On Aug. 6, America did something incredible. We landed a rover on Mars.
It wasn’t easy. At 1:17 a.m., the Curiosity rover initiated its landing sequence after more than eight months in flight. Earth and Mars are approximately 154 million miles apart, which meant a radio delay of 14 minutes. If something went wrong—a painfully real prospect considering the rover would be propelled into the planet’s atmosphere at around 13,000 mph, slowed by rockets, air resistance, and a parachute, and lowered to the surface via a sky crane—NASA wouldn’t know until 1:32 a.m. As engineers congratulated one another upon hearing of Curiosity’s flawless entry into the atmosphere, the good news could have been shattered by catastrophe at any moment.
Only, it wasn’t.
Despite the hardship, despite funding amounting to no more than 0.5 percent of the federal budget, despite all that could have gone wrong along the way, from a malfunctioning thruster to a hole in the parachute, NASA landed a SUV-sized, unmanned space lab on the surface of a planet more than 150 million miles away. For a moment the world, distracted from the Olympics, stood in awe. Americans were reminded of what we can do if we only set our minds to it. But only for a moment.
Within days, coverage of NASA’s incredible achievement dwindled.
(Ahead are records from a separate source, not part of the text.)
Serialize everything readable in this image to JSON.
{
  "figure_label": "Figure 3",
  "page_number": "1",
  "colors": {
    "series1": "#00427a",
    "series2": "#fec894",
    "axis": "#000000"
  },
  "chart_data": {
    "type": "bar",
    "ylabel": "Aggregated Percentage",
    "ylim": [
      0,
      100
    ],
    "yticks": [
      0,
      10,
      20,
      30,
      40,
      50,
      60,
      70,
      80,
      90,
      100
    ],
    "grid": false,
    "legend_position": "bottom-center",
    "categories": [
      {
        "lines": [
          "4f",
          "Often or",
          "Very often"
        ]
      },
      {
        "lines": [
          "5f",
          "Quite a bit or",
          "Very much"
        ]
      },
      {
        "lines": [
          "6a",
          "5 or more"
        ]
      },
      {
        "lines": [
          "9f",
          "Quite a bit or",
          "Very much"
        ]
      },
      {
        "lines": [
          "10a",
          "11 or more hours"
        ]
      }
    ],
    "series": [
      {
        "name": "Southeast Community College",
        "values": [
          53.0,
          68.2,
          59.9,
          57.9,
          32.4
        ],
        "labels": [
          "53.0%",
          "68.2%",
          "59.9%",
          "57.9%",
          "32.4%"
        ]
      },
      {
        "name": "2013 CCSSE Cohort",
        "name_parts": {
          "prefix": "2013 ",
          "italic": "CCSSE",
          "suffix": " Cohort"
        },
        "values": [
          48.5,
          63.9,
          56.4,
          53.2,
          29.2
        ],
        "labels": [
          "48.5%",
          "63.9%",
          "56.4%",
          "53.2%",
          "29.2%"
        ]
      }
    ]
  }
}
Harry Reid continued making his absurd, unsupported accusations that Romney has not paid taxes for ten years. The Obama campaign started bashing Paul Ryan the moment of his announcement as Romney’s running mate, and the Republicans fired back with just as much vitriol. Negative campaign ads flooded August airwaves. Something remarkable may have occurred on Mars, but here on Earth, American politics have still been a circus.
Indeed, on both sides the presidential election is being fueled by the worst elements of human nature: by fear, name-calling and divisive rhetoric. This is probably one of the most negative elections in our history, and it is being driven by exactly the opposite set of emotions that sent Curiosity to Mars.
The election’s cynical tone is symptomatic of a wider, more serious problem. It suggests that the mindset that helped us fight Hitler or land a man on the moon is fading. We used to feel inspired by America, but now we feel disenchanted. We used to hope, but now we doubt. And rather than listening to leaders who unite us, too often we heed demagogues who profit from discord. Rather than striving to bridge the gap between our ideals and our reality, we have split into two camps: one group that praises our ideals and ignores our reality and another that emphasizes our reality and derides our ideals.
This cynicism is a cancer. It is more dangerous than any visible threat because it is killing us from within. In President Carter’s words, “The threat is nearly invisible in ordinary ways. It is a crisis of confidence. It is a crisis that strikes at the very heart and soul and spirit of our national will. We can see this crisis in the growing doubt about the meaning of our own lives and in the loss of a unity of purpose for our nation.”
Unless and until this gap in the American spirit is filled, we will not solve our greatest problems. We will remain divided, lost, hopeless and cynical. We will continue to doubt our position as a world leader, and as a result the world will doubt this position as well. The American dream and all it offers will remain just that—a dream—for countless Americans. For the first time in our history, the next generation will be worse off than the previous one.
Curiosity’s successful landing offers some hope, and it suggests that we should not be so cynical. A country that can pull off something like that is capable of solving anything. The audacity and ingenuity we’ve applied to the red planet can and should be applied to the blue one.
Yes, a lot is wrong with America, but a lot is right with it, too. By emphasizing the bad we lose sight of the good. In the process, we ignore our common interests and our problems seem unsolvable, our positions hopelessly disparate. We admit defeat before we’ve even tackled a problem.
We must adopt a different mindset. If we don’t, the invisible threat will destroy us. Our cynicism will become a self-fulfilling prophecy for the worse, just as our founders’ idealism became a self-fulfilling prophecy for the better. America became great because people believed it could become great. The self-defeating mindset that has gripped so many young people, one where we reflexively deride everything from our politicians to our most cherished ideals, could have precisely the opposite effect. We could learn more than just rocket science from NASA’s engineers.
Mike Shammas is a Trinity senior. His column runs every other Wednesday.